Faramir looked at Pippin miserably, who said sharply, "Baking oven? Faramir, why were you looking for my cloak?"

Faramir bit his lip, then burst out, "I didn't mean to. I only borrowed the oven to harden our fort walls and the mud exploded–" He stopped, stricken, as he realised what he had said.

"What cloak?" Merry asked, but neither Faramir nor Pippin were listening to him.

"Aha!" Pippin cried. "A confession and an indictment, all in one. Merry, you'd better fetch Eledoc."

Merry hesitated, then sighed and left to do so.

"No! No! He didn't have anything to do with it! I meant me, only me!"

Pippin patted Faramir's shoulder with a grin. "Don't worry, son. Since you both like mud so much, you'll enjoy your punishment." Faramir blanched. "The eastern ditches need to be dug out, and I think you two are the hobbits for the job."

"Yes, Papa," Faramir said, downcast.

"I assume you meant to use the cloak to hide?" Pippin continued.

"Oh, no," Faramir said in surprise. "I wanted to sneak into the kitchens so I could fix the oven."

Pippin looked at him strangely. "Do you know how to fix an oven, Faramir?"

Faramir paused. "Well, it's not that it's broken, as such. Just full of mud," he said earnestly. "And it really was an accident, Papa."

The corner of Pippin's mouth twitched again. "Hm," he said, and then, "Well, in that case…"

Faramir watched him worriedly. "Yes," Pippin said, suddenly coming to a decision. "All this digging will be getting your clothes awfully dirty, so –"

Faramir made a sound like someone had stabbed him through the heart. "Papa!" he wailed. "Not laundry duty again. I've only just finished the last lot." He looked up at his father with big, despairing eyes.

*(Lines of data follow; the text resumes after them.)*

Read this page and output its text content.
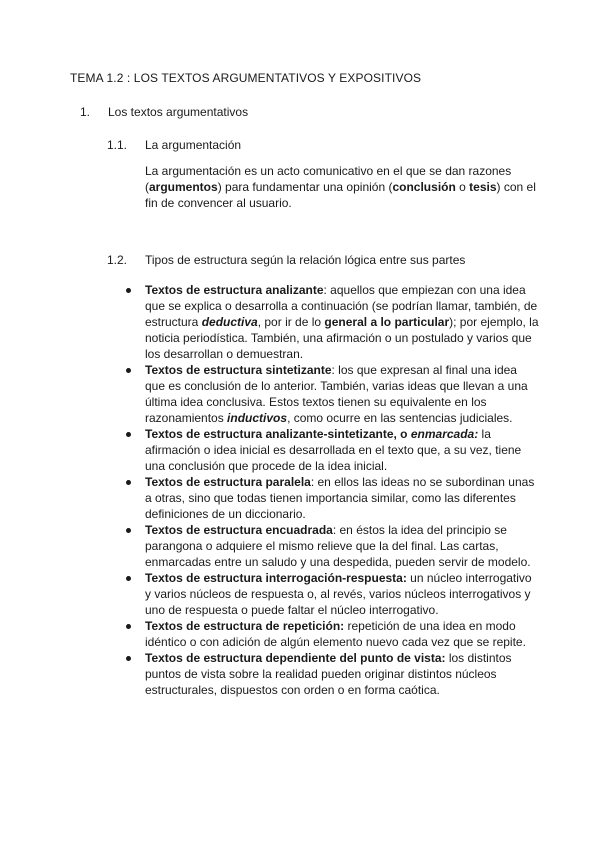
TEMA 1.2 : LOS TEXTOS ARGUMENTATIVOS Y EXPOSITIVOS
1. Los textos argumentativos
1.1. La argumentación

La argumentación es un acto comunicativo en el que se dan razones (argumentos) para fundamentar una opinión (conclusión o tesis) con el fin de convencer al usuario.

1.2. Tipos de estructura según la relación lógica entre sus partes
Textos de estructura analizante: aquellos que empiezan con una idea que se explica o desarrolla a continuación (se podrían llamar, también, de estructura deductiva, por ir de lo general a lo particular); por ejemplo, la noticia periodística. También, una afirmación o un postulado y varios que los desarrollan o demuestran.
Textos de estructura sintetizante: los que expresan al final una idea que es conclusión de lo anterior. También, varias ideas que llevan a una última idea conclusiva. Estos textos tienen su equivalente en los razonamientos inductivos, como ocurre en las sentencias judiciales.
Textos de estructura analizante-sintetizante, o enmarcada: la afirmación o idea inicial es desarrollada en el texto que, a su vez, tiene una conclusión que procede de la idea inicial.
Textos de estructura paralela: en ellos las ideas no se subordinan unas a otras, sino que todas tienen importancia similar, como las diferentes definiciones de un diccionario.
Textos de estructura encuadrada: en éstos la idea del principio se parangona o adquiere el mismo relieve que la del final. Las cartas, enmarcadas entre un saludo y una despedida, pueden servir de modelo.
Textos de estructura interrogación-respuesta: un núcleo interrogativo y varios núcleos de respuesta o, al revés, varios núcleos interrogativos y uno de respuesta o puede faltar el núcleo interrogativo.
Textos de estructura de repetición: repetición de una idea en modo idéntico o con adición de algún elemento nuevo cada vez que se repite.
Textos de estructura dependiente del punto de vista: los distintos puntos de vista sobre la realidad pueden originar distintos núcleos estructurales, dispuestos con orden o en forma caótica.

Pippin looked amused. "Nice try, my lad, but I invented that look. You'll have to do better than that to move me."

Faramir sighed, and resolved to practice in front of a mirror that very night.

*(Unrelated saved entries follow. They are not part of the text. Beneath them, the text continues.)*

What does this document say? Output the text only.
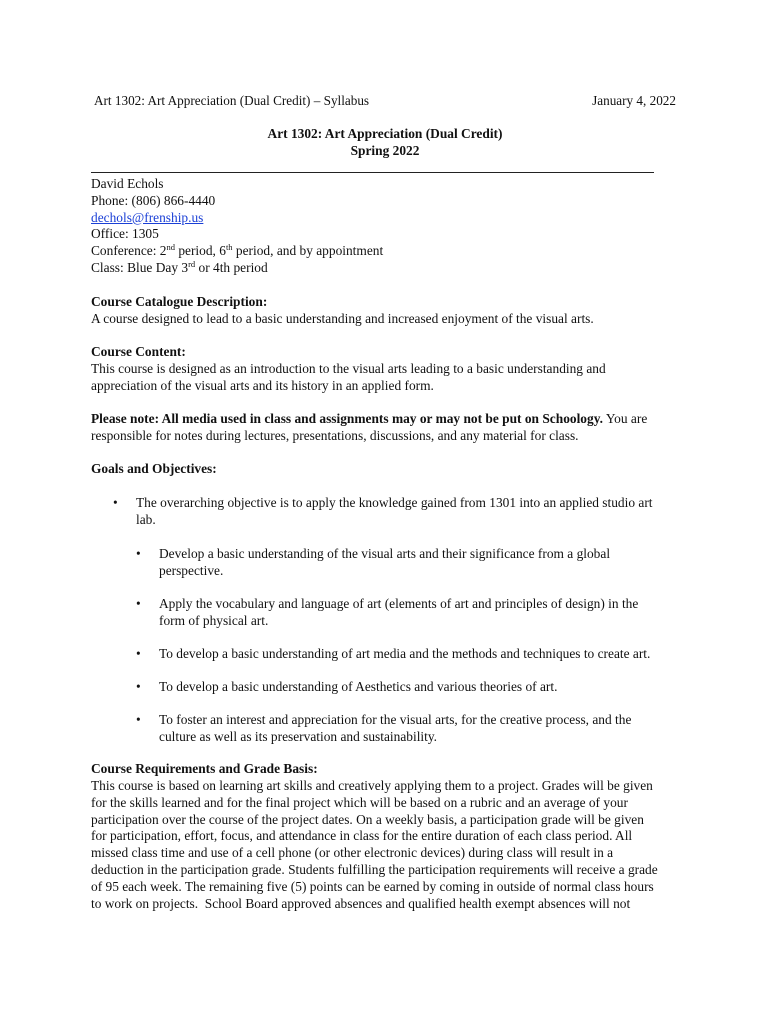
Art 1302: Art Appreciation (Dual Credit) – Syllabus	January 4, 2022
Art 1302: Art Appreciation (Dual Credit)
Spring 2022
David Echols
Phone: (806) 866-4440
dechols@frenship.us
Office: 1305
Conference: 2nd period, 6th period, and by appointment
Class: Blue Day 3rd or 4th period
Course Catalogue Description:
A course designed to lead to a basic understanding and increased enjoyment of the visual arts.
Course Content:
This course is designed as an introduction to the visual arts leading to a basic understanding and
appreciation of the visual arts and its history in an applied form.
Please note: All media used in class and assignments may or may not be put on Schoology. You are
responsible for notes during lectures, presentations, discussions, and any material for class.
Goals and Objectives:
• The overarching objective is to apply the knowledge gained from 1301 into an applied studio art
lab.
• Develop a basic understanding of the visual arts and their significance from a global
perspective.
• Apply the vocabulary and language of art (elements of art and principles of design) in the
form of physical art.
• To develop a basic understanding of art media and the methods and techniques to create art.
• To develop a basic understanding of Aesthetics and various theories of art.
• To foster an interest and appreciation for the visual arts, for the creative process, and the
culture as well as its preservation and sustainability.
Course Requirements and Grade Basis:
This course is based on learning art skills and creatively applying them to a project. Grades will be given
for the skills learned and for the final project which will be based on a rubric and an average of your
participation over the course of the project dates. On a weekly basis, a participation grade will be given
for participation, effort, focus, and attendance in class for the entire duration of each class period. All
missed class time and use of a cell phone (or other electronic devices) during class will result in a
deduction in the participation grade. Students fulfilling the participation requirements will receive a grade
of 95 each week. The remaining five (5) points can be earned by coming in outside of normal class hours
to work on projects.  School Board approved absences and qualified health exempt absences will not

"Now, we'd better go hunt down Merry and Eledoc before Eledoc can talk his way out of it, but first you can put away these." Pippin folded his arms and watched as Faramir put the cup and the sword back in the bag.

"Why do you keep a cup?" Faramir asked as he handed the bag over to Pippin.

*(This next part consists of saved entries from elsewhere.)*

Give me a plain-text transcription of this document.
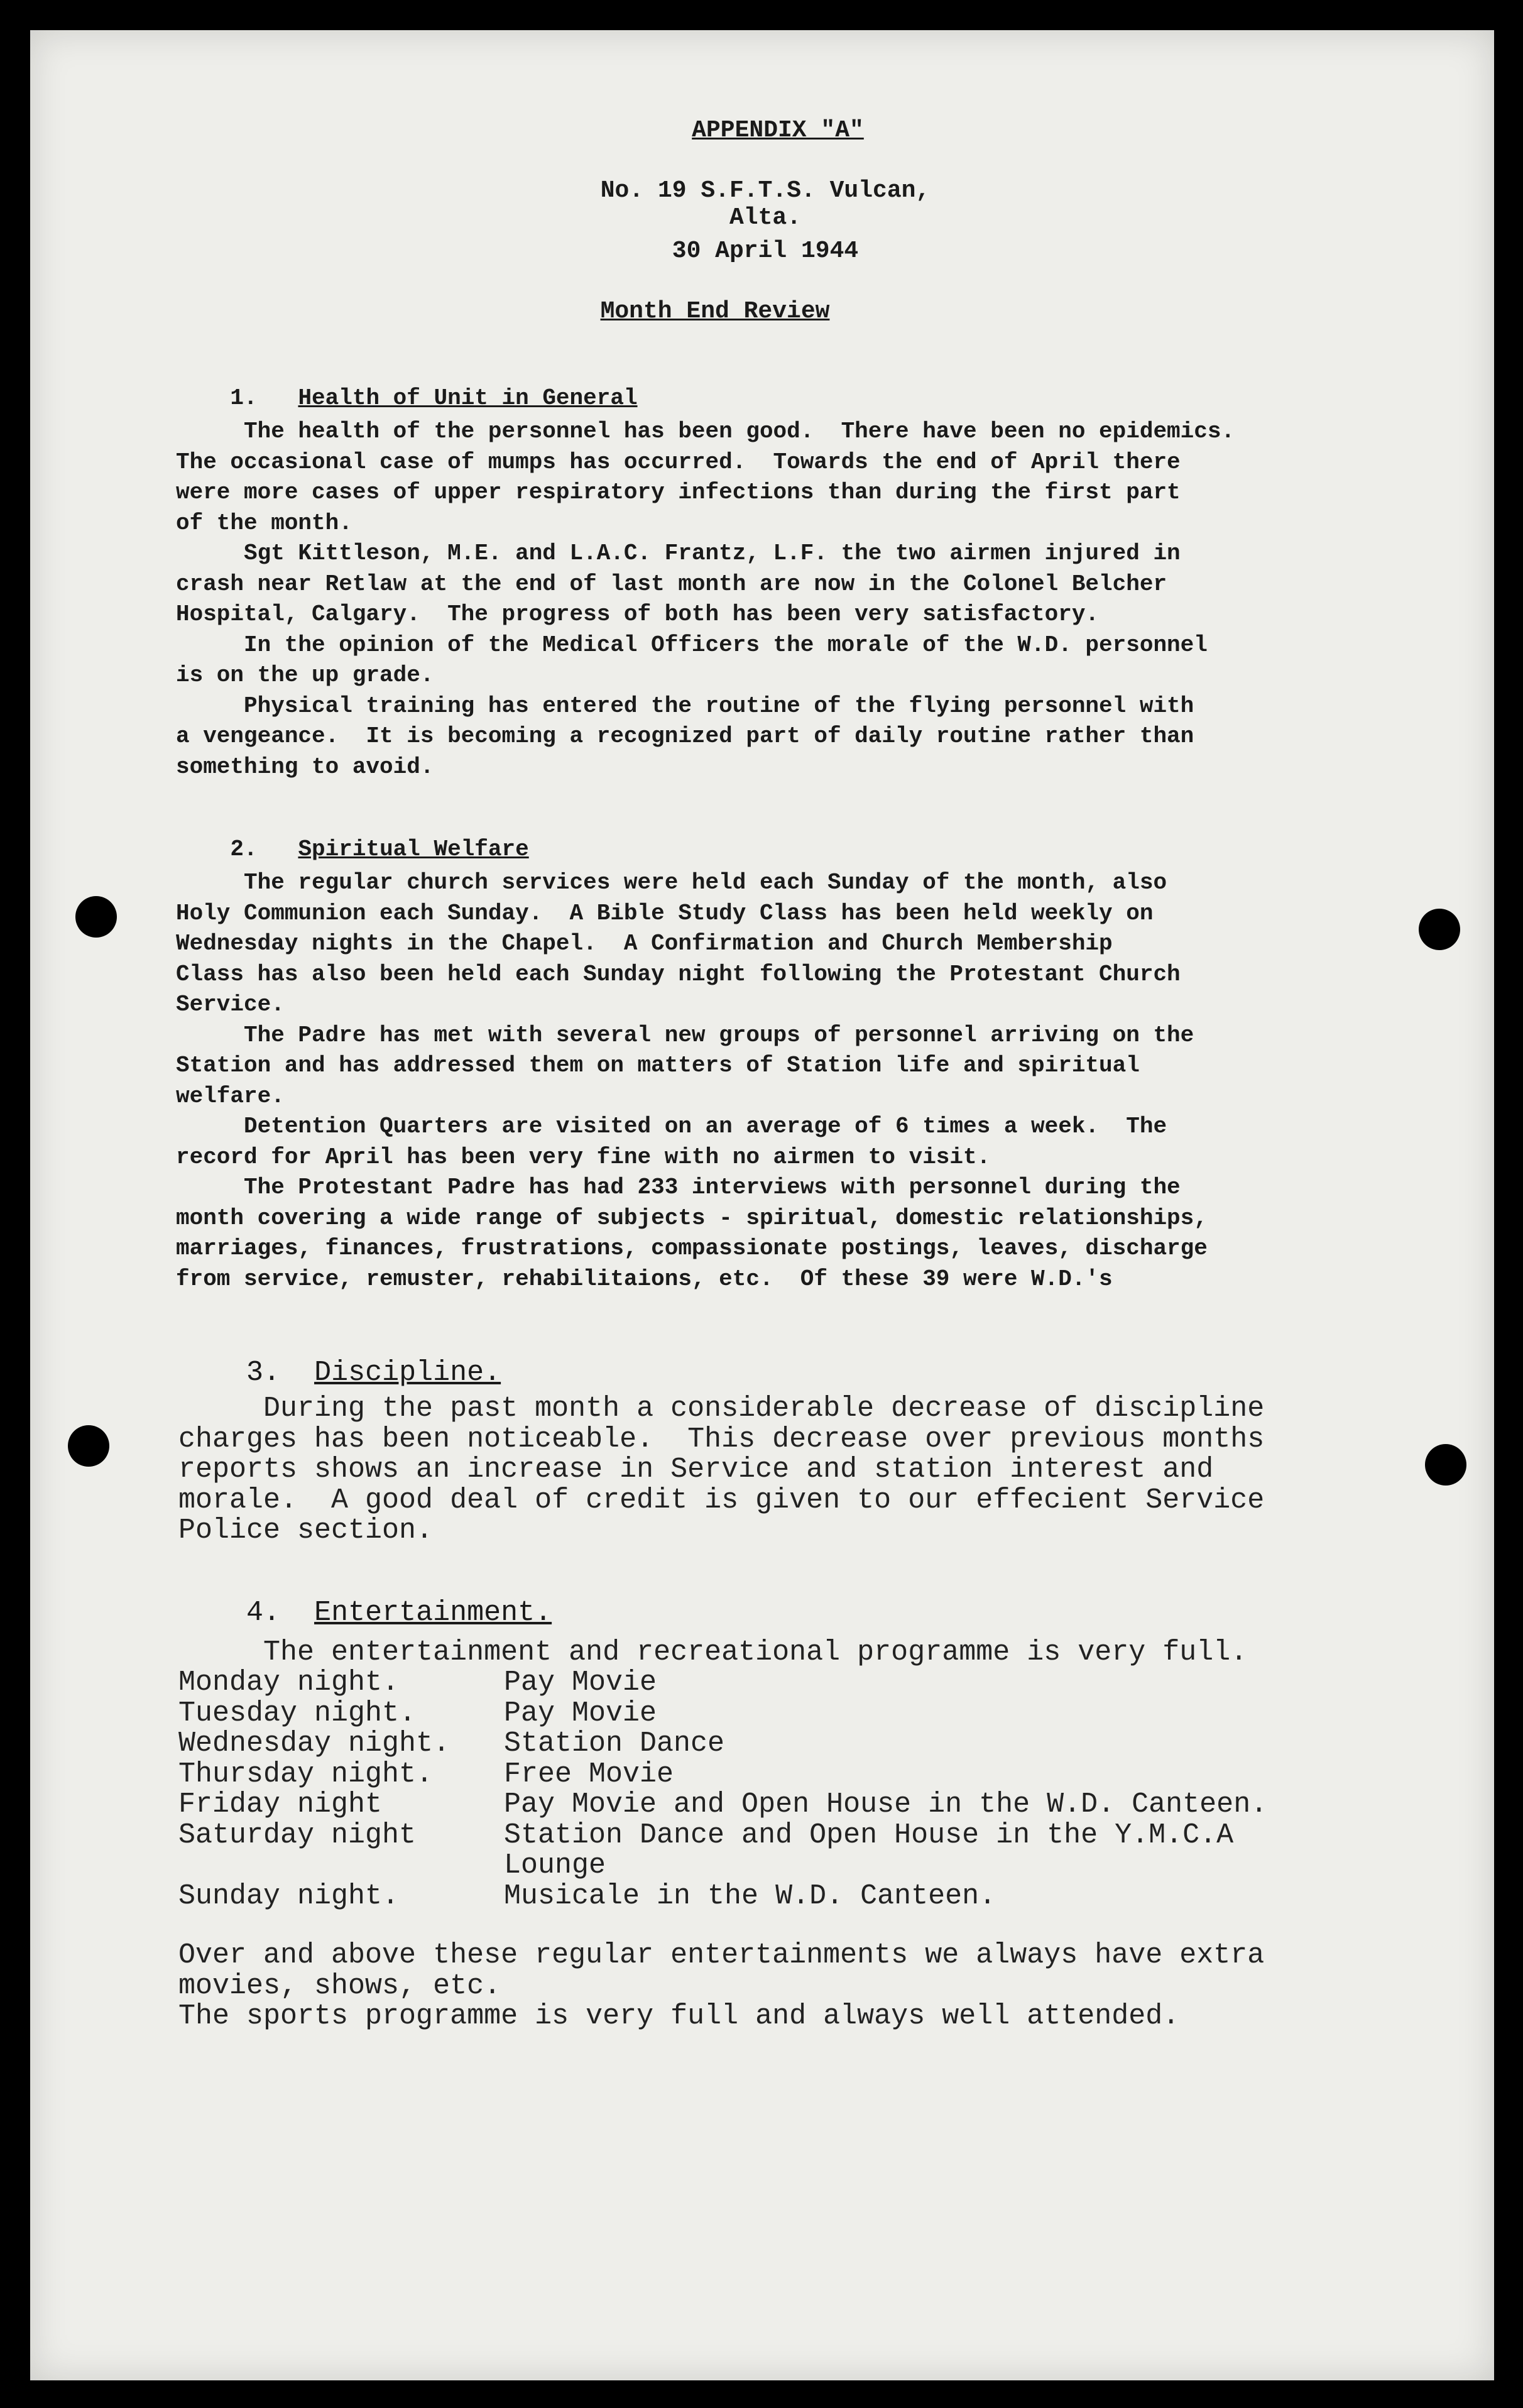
APPENDIX "A"
No. 19 S.F.T.S. Vulcan, Alta.
30 April 1944
Month End Review

1. Health of Unit in General

The health of the personnel has been good.  There have been no epidemics.
The occasional case of mumps has occurred.  Towards the end of April there
were more cases of upper respiratory infections than during the first part
of the month.
Sgt Kittleson, M.E. and L.A.C. Frantz, L.F. the two airmen injured in
crash near Retlaw at the end of last month are now in the Colonel Belcher
Hospital, Calgary.  The progress of both has been very satisfactory.
In the opinion of the Medical Officers the morale of the W.D. personnel
is on the up grade.
Physical training has entered the routine of the flying personnel with
a vengeance.  It is becoming a recognized part of daily routine rather than
something to avoid.

2. Spiritual Welfare

The regular church services were held each Sunday of the month, also
Holy Communion each Sunday.  A Bible Study Class has been held weekly on
Wednesday nights in the Chapel.  A Confirmation and Church Membership
Class has also been held each Sunday night following the Protestant Church
Service.
The Padre has met with several new groups of personnel arriving on the
Station and has addressed them on matters of Station life and spiritual
welfare.
Detention Quarters are visited on an average of 6 times a week.  The
record for April has been very fine with no airmen to visit.
The Protestant Padre has had 233 interviews with personnel during the
month covering a wide range of subjects - spiritual, domestic relationships,
marriages, finances, frustrations, compassionate postings, leaves, discharge
from service, remuster, rehabilitaions, etc.  Of these 39 were W.D.'s

3. Discipline.

During the past month a considerable decrease of discipline
charges has been noticeable.  This decrease over previous months
reports shows an increase in Service and station interest and
morale.  A good deal of credit is given to our effecient Service
Police section.

4. Entertainment.

The entertainment and recreational programme is very full.
Monday night.	Pay Movie
Tuesday night.	Pay Movie
Wednesday night. Station Dance
Thursday night.	Free Movie
Friday night	Pay Movie and Open House in the W.D. Canteen.
Saturday night	Station Dance and Open House in the Y.M.C.A
Lounge
Sunday night.	Musicale in the W.D. Canteen.
Over and above these regular entertainments we always have extra
movies, shows, etc.
The sports programme is very full and always well attended.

"Oh, a memento of Gondor," he said absently, and placed the bag on the bed. "I'll have to find a better hiding place for that."

Faramir looked at the ground so his expression wouldn't give him away. He didn't think there was a hiding place in Great Smials he didn't know, and he really wanted to see what else was in that bag.

"Alright, come on," said Pippin resignedly as he headed for the door. Faramir trotted after him, after a few steps taking his father's hand. "Honestly, Faramir. I'm beginning to think that you just like seeing things explode."

Faramir ducked his head. That wasn't true. Faramir really did like finding out things how things worked. The explosions were just an added bonus.

"Papa," he asked innocently after a moment, looking up at Pippin, "where was your cloak?" Not that he thought it would be there the next time he looked, but…

Faramir saw his father smile, though he kept looking straight ahead.

"In the wardrobe, with all my other cloaks," he said mildly. After a moment Faramir scowled.

"That's not fair," he complained. Pippin looked down at him and grinned.

"That's life, my lad. Here, I'll give you a piggyback. If we don't hurry Eledoc will have convinced your uncle Merry that the sky is green and the oven was always in pieces."

After a moment Faramir sighed, and allowed himself to be carried. After all, digging ditches wasn't so bad a punishment. And, he mused with steadily rising spirits, since their fortress had exploded in the oven, they'd have to start all over again, and they'd need lots of mud for that.

Forts to make, treasures to find... Faramir smiled into his father's shoulder. He couldn't wait to tell Eledoc.